The Old Ball Game: The Ball Family Revisited, Collective Ancestor No. 25

Returning briefly to the saga of the Ball Family (see Ancestor(s) #10)…

Samuel C Ball

Over the weekend I tracked down a source I’d heard of but hadn’t seen before “The Ball Family of the Potomac” (Doris LeClerc Ball, George Lilburn Ball, Stevenson’s Genealogy Center, 2004).

Chapter 3 of the book contains a lot of the misinformation I’ve run into in researching this family – but the authors call out the misinformation for what it is, do a great job pinpointing the sources of the confusion, and do what they can to explain it all.

In addition to the usual causes of genealogical headaches – the deterioration of resources over hundreds of years, the unreliability of family histories, the infuriating repetition of given names over the generations, and so on – there are two primary culprits responsible for the tangle in these particular trees.

1.  The allure of Social Position:  There is a legitimate connection between George Washington and the Ball Families of Virginia and Maryland… but not EVERY Ball Family of Virginia and Maryland. 

Understandably, folks like the thought – and sound – of calling themselves Third-Cousin-Twice-Removed of Our Country. It was a tempting conclusion to jump to, I’m sure – particularly when reaching the less appealing, opposite conclusion required a veritable Bataan Death March of research.

2. The allure of Money:  There was a Joseph Ball of Philadelphia who died intestate in the 1830s. A lot of people stepped up to claim a stake to even a piece of his fortune.  Some told the truth about their lineage, many did not. A LOT of misinformation has been mined from those court files over the years.

Remarkably, a new batch of rumors started in the late 1890s – that there were still unclaimed Joseph Ball Estate funds.  One group, descendants of the ever-jaunty Samuel Ball (above), took action.
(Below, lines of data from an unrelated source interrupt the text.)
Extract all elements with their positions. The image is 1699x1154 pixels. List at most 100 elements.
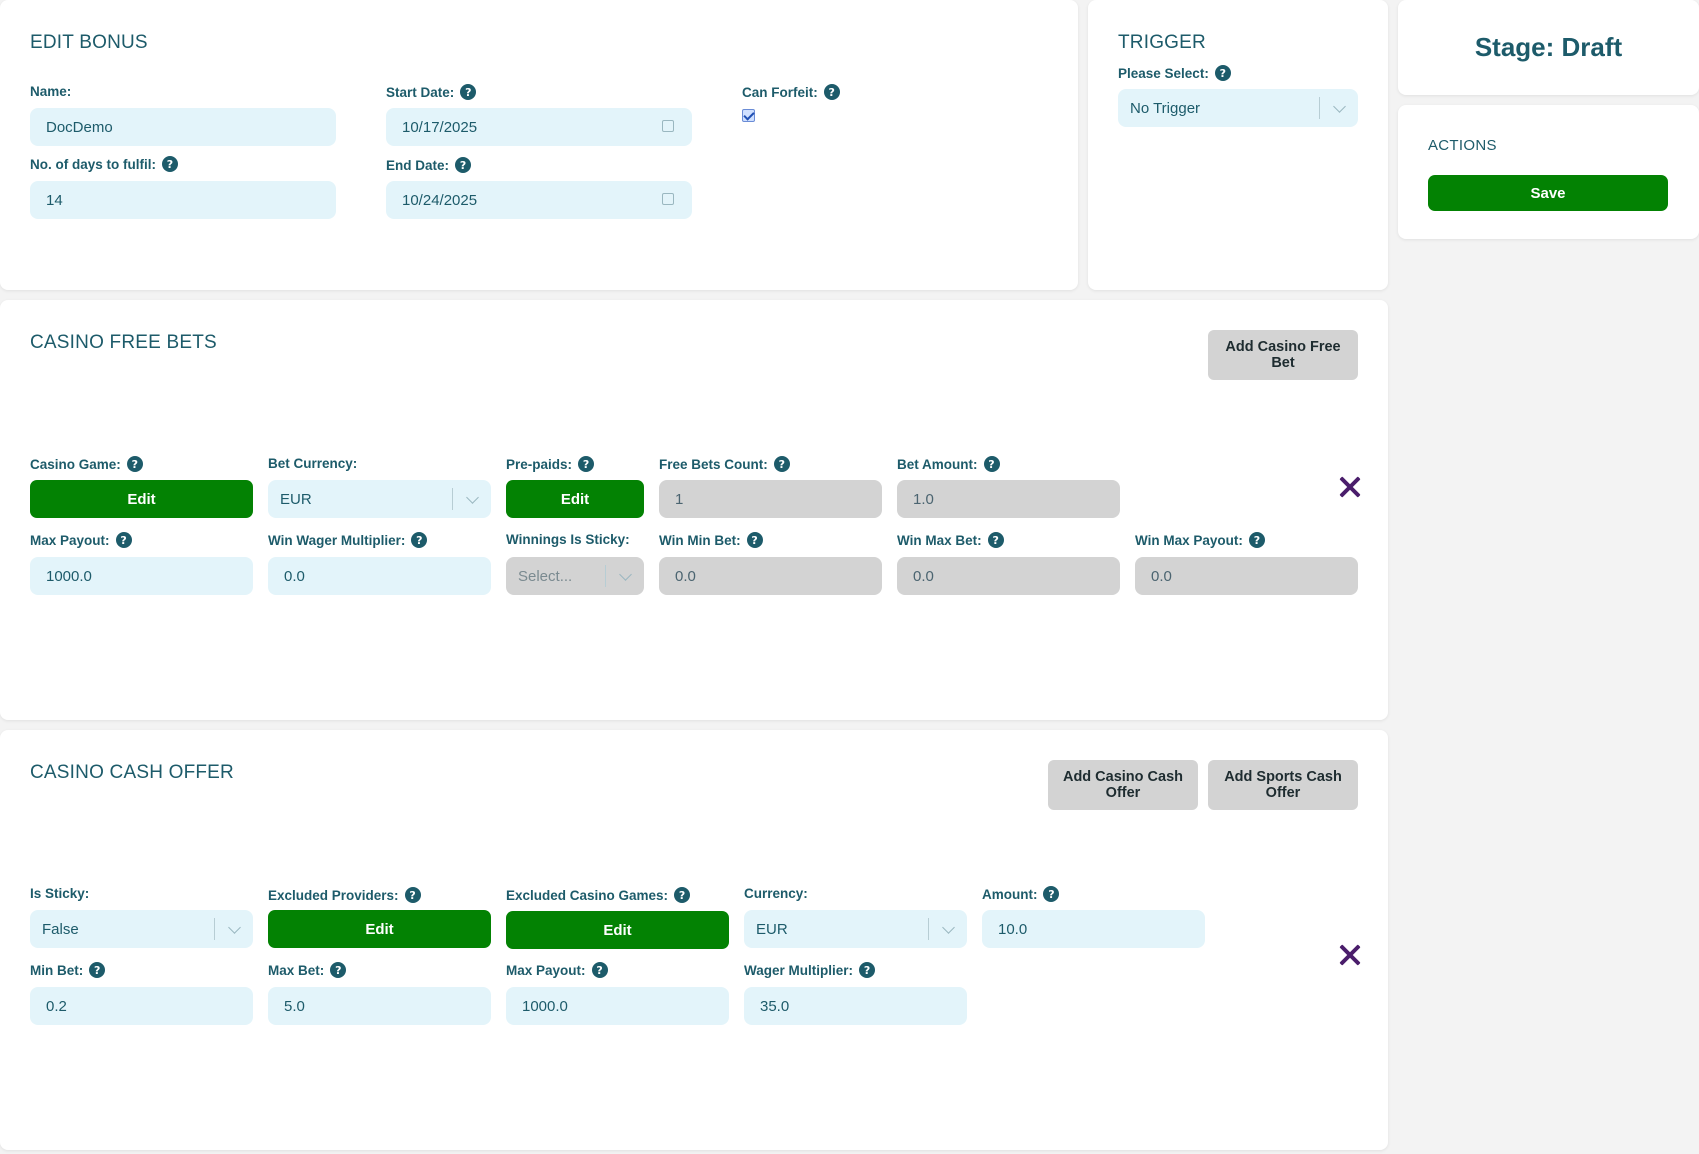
win-min-bet-label: Win Min Bet:? (659, 532, 763, 548)
winnings-sticky-select[interactable]: Select... (506, 557, 644, 595)
stage-card: Stage: Draft (1398, 0, 1699, 95)
save-button[interactable]: Save (1428, 175, 1668, 211)
days-to-fulfil-label: No. of days to fulfil:? (30, 156, 178, 172)
excluded-providers-edit-button[interactable]: Edit (268, 910, 491, 948)
chevron-down-icon (942, 921, 955, 934)
days-to-fulfil-input[interactable]: 14 (30, 181, 336, 219)
trigger-select-label: Please Select:? (1118, 65, 1231, 81)
excluded-providers-label: Excluded Providers:? (268, 887, 421, 903)
help-icon[interactable]: ? (89, 962, 106, 978)
help-icon[interactable]: ? (578, 456, 595, 472)
casino-game-edit-button[interactable]: Edit (30, 480, 253, 518)
trigger-card: TRIGGER Please Select:? No Trigger (1088, 0, 1388, 290)
casino-cash-offer-card: CASINO CASH OFFER Add Casino Cash Offer … (0, 730, 1388, 1150)
chevron-down-icon (1333, 100, 1346, 113)
winnings-sticky-label: Winnings Is Sticky: (506, 532, 630, 547)
excluded-casino-games-label: Excluded Casino Games:? (506, 887, 691, 903)
amount-input[interactable]: 10.0 (982, 910, 1205, 948)
win-max-payout-label: Win Max Payout:? (1135, 532, 1265, 548)
prepaids-edit-button[interactable]: Edit (506, 480, 644, 518)
select-separator (452, 488, 453, 510)
chevron-down-icon (619, 568, 632, 581)
trigger-select[interactable]: No Trigger (1118, 89, 1358, 127)
bet-currency-select[interactable]: EUR (268, 480, 491, 518)
add-casino-cash-offer-button[interactable]: Add Casino Cash Offer (1048, 760, 1198, 810)
edit-bonus-card: EDIT BONUS Name: DocDemo Start Date:? 10… (0, 0, 1078, 290)
help-icon[interactable]: ? (115, 532, 132, 548)
free-bets-count-input[interactable]: 1 (659, 480, 882, 518)
help-icon[interactable]: ? (823, 84, 840, 100)
win-max-bet-label: Win Max Bet:? (897, 532, 1004, 548)
wager-multiplier-input[interactable]: 35.0 (744, 987, 967, 1025)
help-icon[interactable]: ? (746, 532, 763, 548)
max-payout-input[interactable]: 1000.0 (30, 557, 253, 595)
edit-bonus-title: EDIT BONUS (30, 32, 148, 53)
bet-currency-label: Bet Currency: (268, 456, 358, 471)
name-input[interactable]: DocDemo (30, 108, 336, 146)
currency-select[interactable]: EUR (744, 910, 967, 948)
chevron-down-icon (466, 491, 479, 504)
cash-offer-title: CASINO CASH OFFER (30, 762, 234, 783)
can-forfeit-checkbox[interactable] (742, 109, 755, 122)
win-min-bet-input[interactable]: 0.0 (659, 557, 882, 595)
select-separator (1319, 97, 1320, 119)
help-icon[interactable]: ? (1043, 886, 1060, 902)
win-max-bet-input[interactable]: 0.0 (897, 557, 1120, 595)
help-icon[interactable]: ? (983, 456, 1000, 472)
help-icon[interactable]: ? (1248, 532, 1265, 548)
end-date-label: End Date:? (386, 157, 472, 173)
help-icon[interactable]: ? (460, 84, 477, 100)
help-icon[interactable]: ? (674, 887, 691, 903)
casino-game-label: Casino Game:? (30, 456, 143, 472)
actions-card: ACTIONS Save (1398, 105, 1699, 239)
casino-free-bets-card: CASINO FREE BETS Add Casino Free Bet Cas… (0, 300, 1388, 720)
calendar-icon[interactable] (662, 193, 674, 205)
min-bet-input[interactable]: 0.2 (30, 987, 253, 1025)
stage-text: Stage: Draft (1474, 32, 1623, 62)
select-separator (605, 565, 606, 587)
help-icon[interactable]: ? (591, 962, 608, 978)
help-icon[interactable]: ? (404, 887, 421, 903)
amount-label: Amount:? (982, 886, 1060, 902)
can-forfeit-label: Can Forfeit:? (742, 84, 840, 100)
help-icon[interactable]: ? (773, 456, 790, 472)
excluded-casino-games-edit-button[interactable]: Edit (506, 911, 729, 949)
help-icon[interactable]: ? (859, 962, 876, 978)
calendar-icon[interactable] (662, 120, 674, 132)
help-icon[interactable]: ? (455, 157, 472, 173)
help-icon[interactable]: ? (411, 532, 428, 548)
is-sticky-label: Is Sticky: (30, 886, 90, 901)
help-icon[interactable]: ? (162, 156, 178, 172)
cash-max-payout-input[interactable]: 1000.0 (506, 987, 729, 1025)
end-date-input[interactable]: 10/24/2025 (386, 181, 692, 219)
min-bet-label: Min Bet:? (30, 962, 106, 978)
win-wager-multiplier-input[interactable]: 0.0 (268, 557, 491, 595)
is-sticky-select[interactable]: False (30, 910, 253, 948)
chevron-down-icon (228, 921, 241, 934)
free-bets-title: CASINO FREE BETS (30, 332, 217, 353)
win-wager-multiplier-label: Win Wager Multiplier:? (268, 532, 428, 548)
name-label: Name: (30, 84, 72, 99)
bet-amount-label: Bet Amount:? (897, 456, 1000, 472)
start-date-input[interactable]: 10/17/2025 (386, 108, 692, 146)
remove-cash-offer-icon[interactable] (1336, 942, 1362, 968)
currency-label: Currency: (744, 886, 808, 901)
free-bets-count-label: Free Bets Count:? (659, 456, 790, 472)
max-bet-label: Max Bet:? (268, 962, 347, 978)
help-icon[interactable]: ? (987, 532, 1004, 548)
add-casino-free-bet-button[interactable]: Add Casino Free Bet (1208, 330, 1358, 380)
actions-title: ACTIONS (1428, 137, 1497, 154)
win-max-payout-input[interactable]: 0.0 (1135, 557, 1358, 595)
remove-free-bet-icon[interactable] (1336, 474, 1362, 500)
cash-max-payout-label: Max Payout:? (506, 962, 608, 978)
select-separator (928, 918, 929, 940)
bet-amount-input[interactable]: 1.0 (897, 480, 1120, 518)
add-sports-cash-offer-button[interactable]: Add Sports Cash Offer (1208, 760, 1358, 810)
help-icon[interactable]: ? (330, 962, 347, 978)
help-icon[interactable]: ? (1214, 65, 1231, 81)
prepaids-label: Pre-paids:? (506, 456, 595, 472)
max-payout-label: Max Payout:? (30, 532, 132, 548)
max-bet-input[interactable]: 5.0 (268, 987, 491, 1025)
help-icon[interactable]: ? (126, 456, 143, 472)
select-separator (214, 918, 215, 940)
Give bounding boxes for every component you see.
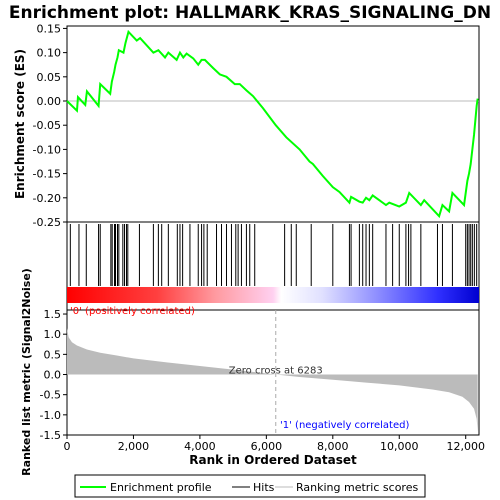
legend: Enrichment profile Hits Ranking metric s… [74,474,426,498]
hits-lines [69,224,478,286]
es-y-tick-label: 0.15 [37,22,62,35]
es-y-tick-label: -0.25 [33,216,61,229]
x-tick-label: 6,000 [251,440,283,453]
positive-correlation-label: '0' (positively correlated) [70,306,195,317]
legend-frame [74,474,426,498]
negative-correlation-label: '1' (negatively correlated) [280,420,409,431]
x-tick-label: 12,000 [446,440,485,453]
metric-y-axis-label: Ranked list metric (Signal2Noise) [20,268,33,476]
metric-y-tick-label: 1.0 [44,328,62,341]
metric-y-axis: -1.5 -1.0 -0.5 0.0 0.5 1.0 1.5 [40,308,67,442]
es-y-tick-label: -0.15 [33,168,61,181]
es-y-tick-label: 0.00 [37,95,62,108]
metric-y-tick-label: 1.5 [44,308,62,321]
legend-label-hits: Hits [253,481,275,494]
x-tick-label: 4,000 [184,440,216,453]
rank-color-bar [67,287,479,303]
es-y-tick-label: 0.05 [37,71,62,84]
es-y-axis-label: Enrichment score (ES) [13,49,27,199]
metric-y-tick-label: -0.5 [40,389,61,402]
metric-y-tick-label: 0.5 [44,348,62,361]
metric-y-tick-label: 0.0 [44,369,62,382]
es-y-tick-label: -0.20 [33,192,61,205]
legend-label-metric: Ranking metric scores [296,481,418,494]
metric-y-tick-label: -1.5 [40,429,61,442]
es-y-tick-label: -0.05 [33,119,61,132]
chart-title: Enrichment plot: HALLMARK_KRAS_SIGNALING… [9,3,491,23]
ranking-metric-area [67,328,478,432]
es-y-axis: -0.25 -0.20 -0.15 -0.10 -0.05 0.00 0.05 0.10 0.1… [33,22,67,229]
x-axis-label: Rank in Ordered Dataset [189,453,357,467]
legend-label-enrichment: Enrichment profile [110,481,212,494]
x-axis: 0 2,000 4,000 6,000 8,000 10,000 12,000 [64,435,485,453]
enrichment-profile-line [66,29,479,219]
x-tick-label: 0 [64,440,71,453]
es-y-tick-label: 0.10 [37,47,62,60]
es-panel-frame [66,25,480,223]
x-tick-label: 10,000 [380,440,419,453]
x-tick-label: 2,000 [118,440,150,453]
es-y-tick-label: -0.10 [33,143,61,156]
x-tick-label: 8,000 [317,440,349,453]
metric-y-tick-label: -1.0 [40,409,61,422]
zero-cross-label: Zero cross at 6283 [229,366,323,377]
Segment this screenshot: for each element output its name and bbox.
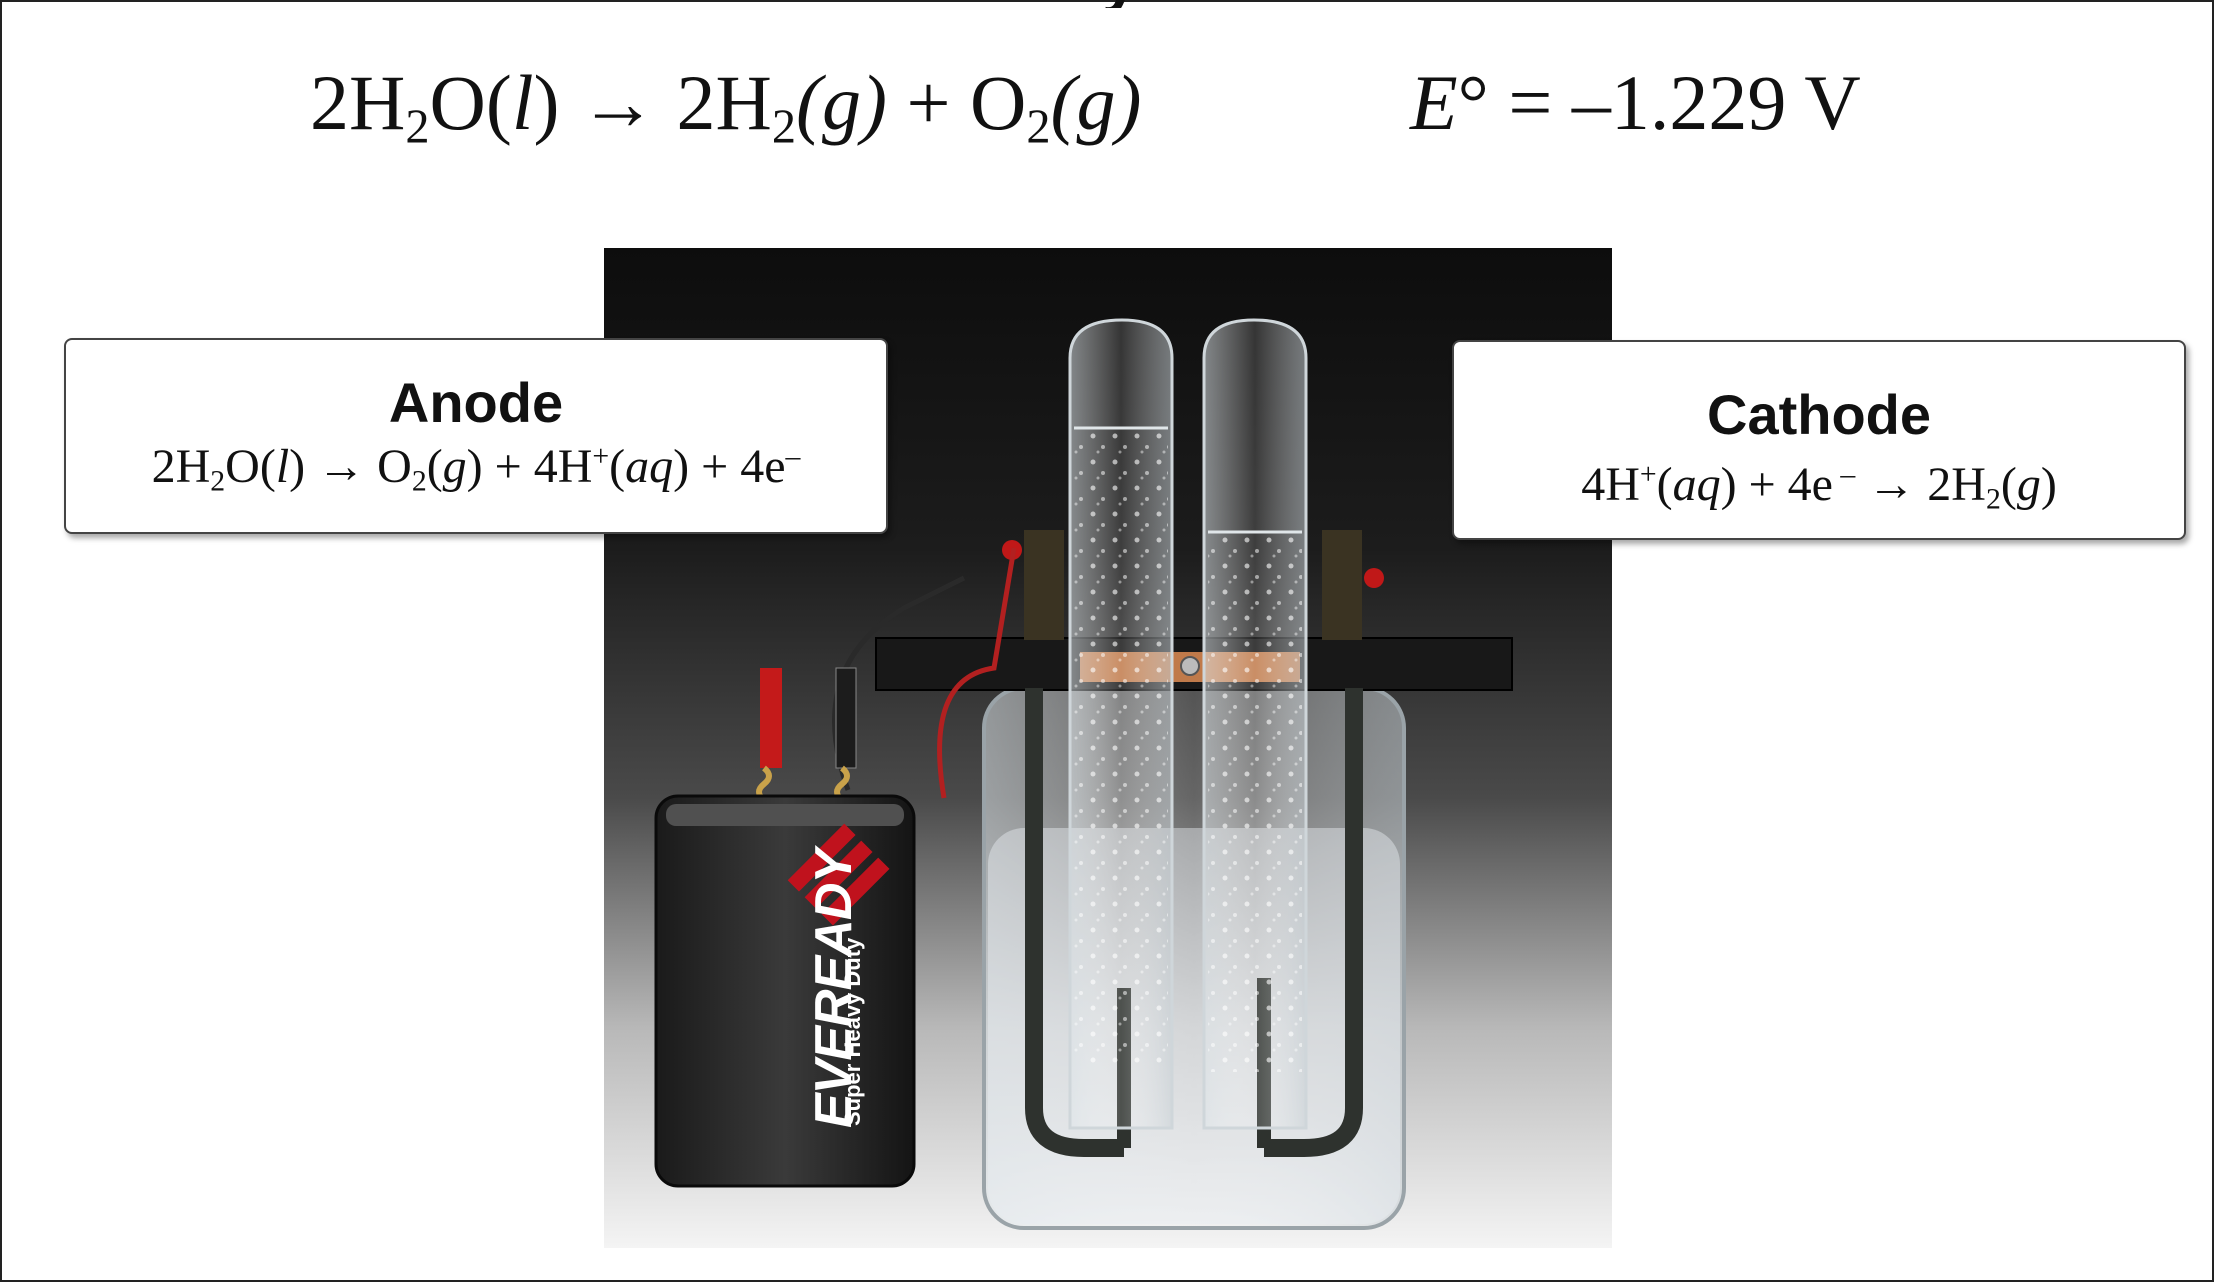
eq-term: 2H (676, 59, 772, 146)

They wrote to all sorts of family members for a detailed, written explanation of their Ball lineage, and information on as many relatives as they could identify.

There were two problems with their effort.  One, the rumors were false. There were no unclaimed funds.  And two, even if there had been funds, our side of the Ball Family (that is, the descendants of Daniel Ball), have zero connection with Joseph Ball of Philadelphia.

(Interesting that those who were able to share in Joseph Ball’s estate also have a much cleaner claim to the George Washington lineage.  Money AND position. Hmmppff.)

The big payoff of the later information-gathering effort, though, was the goldmine of information it left us genealogists! AND this seriously-cool point of fact:

According to the authors, George & Doris Ball, the family at the center of this fact-finding mission was the LaFortunes: Alexander and Christina (Ball) LaFortune of Kings County, California, who sent out the initial contact letters, and their son Daniel, who seems to have been working as liaison between the family and an attorney-representative.

Daniel had moved to Oakland in the 1880s and became a successful real estate broker-developer. He also married my 1st cousin, 4x removed, Jennie Watson, in 1891, and each promptly took their place on both sides of my family tree. Jennie and Dan link my mom’s family (the Balls, an old Virginia family) and my dad’s family (the Watsons – an old New York family). In California, of all places!